Catania:Operazione shoes.Arresti.

20

Due organizzazioni criminali dedite al traffico di sostanze stupefacenti sono state sgominate dalla guardia di finanza di Catania con l’operazione denominata ‘Shoes’, perché la droga era chiamata in modo criptico con nome di famose ditte di scarpe, con l’arresto di 25 persone, quattro delle quali ai domiciliari.

- Spazio Libero -

La Procura ha contestato anche l’agevolazione alla famiglia mafiosa Santapola-Ercolano e di avere a disposizione armi.

La Dda etnea ha ricostruito così i fatti:

Il primo gruppo riconducibile a Giuseppe Vasta, 32 anni, si riforniva di hashish e eroina dai fratelli Maggiore, ed è stato tratto in arresto insieme al cantante neomelodico “Graziano”, vero nome Alfio Giuseppe, di 32 anni.

Secondo la Dda il Vasta avrebbe guidato, anche dal carcere, il gruppo criminale tramite direttive impartite telefonicamente alla moglie; quest’ultima aveva contatti anche con fornitori partenopei che, in onore di una piazza di spaccio di Scampia, chalet Bakù, lo avevano soprannominato ‘Bakù’.

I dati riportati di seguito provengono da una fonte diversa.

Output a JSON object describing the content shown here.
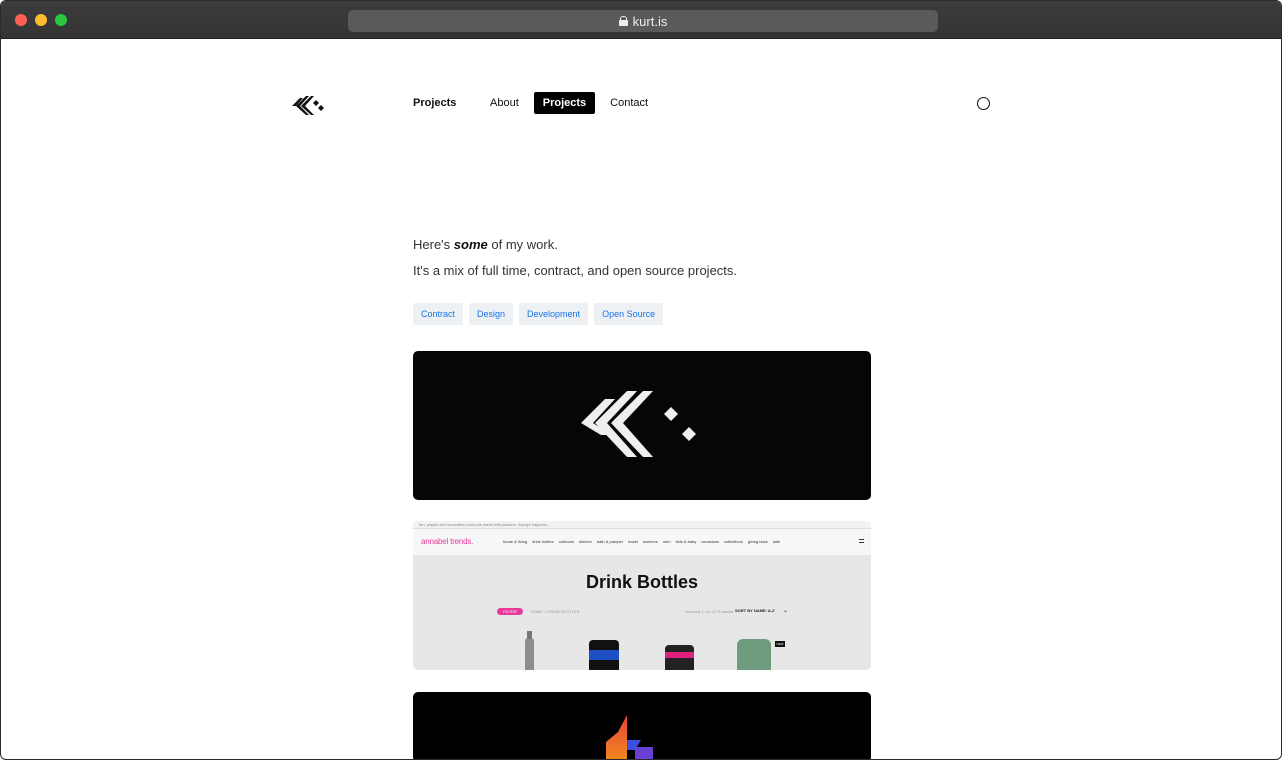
{
  "browser": {
    "url": "kurt.is"
  },
  "header": {
    "current_section": "Projects",
    "nav": [
      {
        "label": "About",
        "active": false
      },
      {
        "label": "Projects",
        "active": true
      },
      {
        "label": "Contact",
        "active": false
      }
    ]
  },
  "intro": {
    "line1_prefix": "Here's ",
    "line1_emphasis": "some",
    "line1_suffix": " of my work.",
    "line2": "It's a mix of full time, contract, and open source projects."
  },
  "tags": [
    "Contract",
    "Design",
    "Development",
    "Open Source"
  ],
  "cards": {
    "card2": {
      "topbar_text": "fun, playful and innovative products made with passion. Always happens.",
      "brand": "annabel trends.",
      "menu": [
        "home & living",
        "drink bottles",
        "outdoors",
        "kitchen",
        "bath & pamper",
        "travel",
        "womens",
        "men",
        "kids & baby",
        "occasions",
        "collections",
        "giving back",
        "sale"
      ],
      "title": "Drink Bottles",
      "filter_label": "FILTER",
      "breadcrumb": "HOME > DRINK BOTTLES",
      "showing": "Showing 1–16 of 73 results",
      "sort_label": "SORT BY NAME: A-Z",
      "badge": "NEW"
    }
  },
  "colors": {
    "link_blue": "#1b73e8",
    "tag_bg": "#eef1f4",
    "brand_pink": "#e6399b"
  }
}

Tra i sui fornitori si evidenzia la correlazione con un gruppo di Castellamare di Stabia (Napoli) per la cocaina, di cui faceva parte Catello Gargiulo, 46 anni, noto come ‘Nello Marijuana’, poi altri gruppi nelle zone del catanese, Scordia e Militello, infine nel Lazio tramite due albanesi, Klodian Shkrela, 36 anni, e Rodolf Sotiri, 37.

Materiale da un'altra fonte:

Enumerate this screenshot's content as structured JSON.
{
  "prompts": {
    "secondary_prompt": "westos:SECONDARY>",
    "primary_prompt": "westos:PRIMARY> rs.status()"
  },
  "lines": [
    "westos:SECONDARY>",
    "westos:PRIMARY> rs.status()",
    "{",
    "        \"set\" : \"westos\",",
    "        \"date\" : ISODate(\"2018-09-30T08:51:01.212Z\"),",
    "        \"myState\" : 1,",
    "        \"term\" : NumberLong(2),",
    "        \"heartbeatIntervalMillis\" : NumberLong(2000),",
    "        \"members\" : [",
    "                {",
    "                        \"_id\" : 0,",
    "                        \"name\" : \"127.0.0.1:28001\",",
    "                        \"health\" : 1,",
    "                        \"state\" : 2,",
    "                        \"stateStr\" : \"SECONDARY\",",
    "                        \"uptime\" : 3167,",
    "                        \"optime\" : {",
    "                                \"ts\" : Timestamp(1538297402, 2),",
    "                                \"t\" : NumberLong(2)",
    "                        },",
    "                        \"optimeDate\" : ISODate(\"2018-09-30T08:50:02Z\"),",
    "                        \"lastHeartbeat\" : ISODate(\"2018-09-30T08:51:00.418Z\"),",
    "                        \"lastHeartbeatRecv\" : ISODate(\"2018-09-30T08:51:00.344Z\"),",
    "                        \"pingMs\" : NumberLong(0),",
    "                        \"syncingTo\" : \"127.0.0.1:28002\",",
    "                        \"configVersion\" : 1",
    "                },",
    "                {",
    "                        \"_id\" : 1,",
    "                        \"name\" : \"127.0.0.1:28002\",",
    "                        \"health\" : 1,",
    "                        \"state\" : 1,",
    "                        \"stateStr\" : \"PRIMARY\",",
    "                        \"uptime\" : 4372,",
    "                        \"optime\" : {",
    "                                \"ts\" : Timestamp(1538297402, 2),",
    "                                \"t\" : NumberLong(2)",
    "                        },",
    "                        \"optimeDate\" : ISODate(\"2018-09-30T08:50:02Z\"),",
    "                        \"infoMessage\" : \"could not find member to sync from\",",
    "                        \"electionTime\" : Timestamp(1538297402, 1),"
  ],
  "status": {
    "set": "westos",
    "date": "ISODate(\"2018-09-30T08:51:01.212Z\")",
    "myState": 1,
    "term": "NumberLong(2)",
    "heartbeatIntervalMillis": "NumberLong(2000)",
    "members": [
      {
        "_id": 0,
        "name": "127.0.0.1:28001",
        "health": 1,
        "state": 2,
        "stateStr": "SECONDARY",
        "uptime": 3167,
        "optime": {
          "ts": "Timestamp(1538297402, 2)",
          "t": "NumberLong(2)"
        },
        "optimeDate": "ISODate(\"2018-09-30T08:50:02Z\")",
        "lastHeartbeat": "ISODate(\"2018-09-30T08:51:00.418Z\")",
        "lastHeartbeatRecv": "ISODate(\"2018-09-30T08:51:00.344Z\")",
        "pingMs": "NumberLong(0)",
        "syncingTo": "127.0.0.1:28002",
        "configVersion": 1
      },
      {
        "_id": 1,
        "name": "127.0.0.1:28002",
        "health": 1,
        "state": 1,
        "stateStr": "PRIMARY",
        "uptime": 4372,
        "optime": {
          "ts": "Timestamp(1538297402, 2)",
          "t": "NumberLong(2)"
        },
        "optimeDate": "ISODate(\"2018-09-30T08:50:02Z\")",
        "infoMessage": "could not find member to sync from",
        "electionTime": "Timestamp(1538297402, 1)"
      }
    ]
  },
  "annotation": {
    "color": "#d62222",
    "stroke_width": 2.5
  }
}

Il secondo gruppo al centro delle indagini della Gdf del Nucleo Pef, Gico e Goa, è quello capeggiato da Sebastiano Sozzi, 38 anni, detto ‘Davide’, che si procurava cocaina e crack da catanesi e calabresi e gestiva l’attività con la moglie, Silvana Mirabella, 40 anni, incaricata della contabilità e della suddivisione in dosi della droga.

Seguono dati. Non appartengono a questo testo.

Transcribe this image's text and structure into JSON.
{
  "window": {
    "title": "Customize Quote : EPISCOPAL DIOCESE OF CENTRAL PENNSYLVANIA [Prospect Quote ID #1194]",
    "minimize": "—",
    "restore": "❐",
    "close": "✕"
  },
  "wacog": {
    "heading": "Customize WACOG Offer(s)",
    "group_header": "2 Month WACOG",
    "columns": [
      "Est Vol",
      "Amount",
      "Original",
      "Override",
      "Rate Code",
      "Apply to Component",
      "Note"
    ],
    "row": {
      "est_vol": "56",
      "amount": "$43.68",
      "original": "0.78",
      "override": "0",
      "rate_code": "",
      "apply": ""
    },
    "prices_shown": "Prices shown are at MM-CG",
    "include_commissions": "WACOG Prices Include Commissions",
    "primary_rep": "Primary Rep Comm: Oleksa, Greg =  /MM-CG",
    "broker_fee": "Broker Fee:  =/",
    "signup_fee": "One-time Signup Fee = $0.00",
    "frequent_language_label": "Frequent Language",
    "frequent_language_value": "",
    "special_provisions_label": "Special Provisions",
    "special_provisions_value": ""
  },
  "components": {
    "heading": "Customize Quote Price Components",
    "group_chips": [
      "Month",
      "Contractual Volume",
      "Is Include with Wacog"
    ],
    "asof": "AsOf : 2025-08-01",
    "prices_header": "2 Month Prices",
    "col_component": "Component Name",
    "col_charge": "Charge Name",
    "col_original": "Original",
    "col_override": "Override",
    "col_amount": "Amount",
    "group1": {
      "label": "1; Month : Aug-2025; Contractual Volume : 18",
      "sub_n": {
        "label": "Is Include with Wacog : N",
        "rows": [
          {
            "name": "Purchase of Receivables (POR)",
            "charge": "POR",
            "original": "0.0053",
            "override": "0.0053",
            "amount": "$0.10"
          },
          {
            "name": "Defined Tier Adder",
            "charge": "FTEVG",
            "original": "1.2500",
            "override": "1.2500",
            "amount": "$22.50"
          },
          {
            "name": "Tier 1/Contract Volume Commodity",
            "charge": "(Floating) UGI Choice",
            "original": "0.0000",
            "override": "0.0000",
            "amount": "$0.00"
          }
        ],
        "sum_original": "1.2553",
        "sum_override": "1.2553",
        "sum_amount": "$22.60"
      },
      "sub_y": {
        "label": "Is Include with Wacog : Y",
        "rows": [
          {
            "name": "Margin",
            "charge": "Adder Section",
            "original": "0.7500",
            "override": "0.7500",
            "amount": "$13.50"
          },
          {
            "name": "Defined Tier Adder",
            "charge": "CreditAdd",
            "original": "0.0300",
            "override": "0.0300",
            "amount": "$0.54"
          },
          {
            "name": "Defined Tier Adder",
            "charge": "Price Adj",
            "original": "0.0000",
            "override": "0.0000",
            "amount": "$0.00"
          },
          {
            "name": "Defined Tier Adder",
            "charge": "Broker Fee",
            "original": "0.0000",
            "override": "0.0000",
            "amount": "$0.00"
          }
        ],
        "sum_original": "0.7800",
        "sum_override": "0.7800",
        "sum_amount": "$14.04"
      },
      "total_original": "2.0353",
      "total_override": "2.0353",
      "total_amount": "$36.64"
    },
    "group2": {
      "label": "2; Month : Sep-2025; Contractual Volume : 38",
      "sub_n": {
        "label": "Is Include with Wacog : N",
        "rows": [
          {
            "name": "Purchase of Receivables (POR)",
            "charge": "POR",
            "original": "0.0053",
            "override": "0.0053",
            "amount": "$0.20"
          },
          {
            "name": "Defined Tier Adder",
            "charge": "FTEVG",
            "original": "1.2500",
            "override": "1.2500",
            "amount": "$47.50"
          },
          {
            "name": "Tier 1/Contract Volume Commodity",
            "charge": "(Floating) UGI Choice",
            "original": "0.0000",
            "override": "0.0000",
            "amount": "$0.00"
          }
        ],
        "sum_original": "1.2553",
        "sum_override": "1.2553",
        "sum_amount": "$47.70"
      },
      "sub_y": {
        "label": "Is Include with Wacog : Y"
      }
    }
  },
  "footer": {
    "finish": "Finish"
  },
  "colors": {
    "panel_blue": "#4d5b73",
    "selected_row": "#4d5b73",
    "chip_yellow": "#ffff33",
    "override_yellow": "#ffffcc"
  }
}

Sozzi, secondo la Dda di Catania, si occupava anche di fare avere soldi alle famiglie dei detenuti del clan ‘Santapaola-Nizza’.

L’inchiesta ‘Shoes’ nasce dal proseguo dell’operazione ‘Stop and Go’ del maggio 2019 con l’arresto da parte della Guardia di finanza di Catania di 16 indagati.

Durante le nuove indagini militari delle Fiamme gialle hanno sequestrato droga per un valore di 2,5 milioni di euro e diverse armi da guerra come un mitragliatore Ak47 Kalashnikov e quattro pistole.

Il Gip di Catania, accogliendo la richiesta della Dda, ha disposto anche il sequestro cautelare del ‘Bar Rocher’ riconducibile a Giuseppe Vasta, il cui valore è stimato in 200mila euro.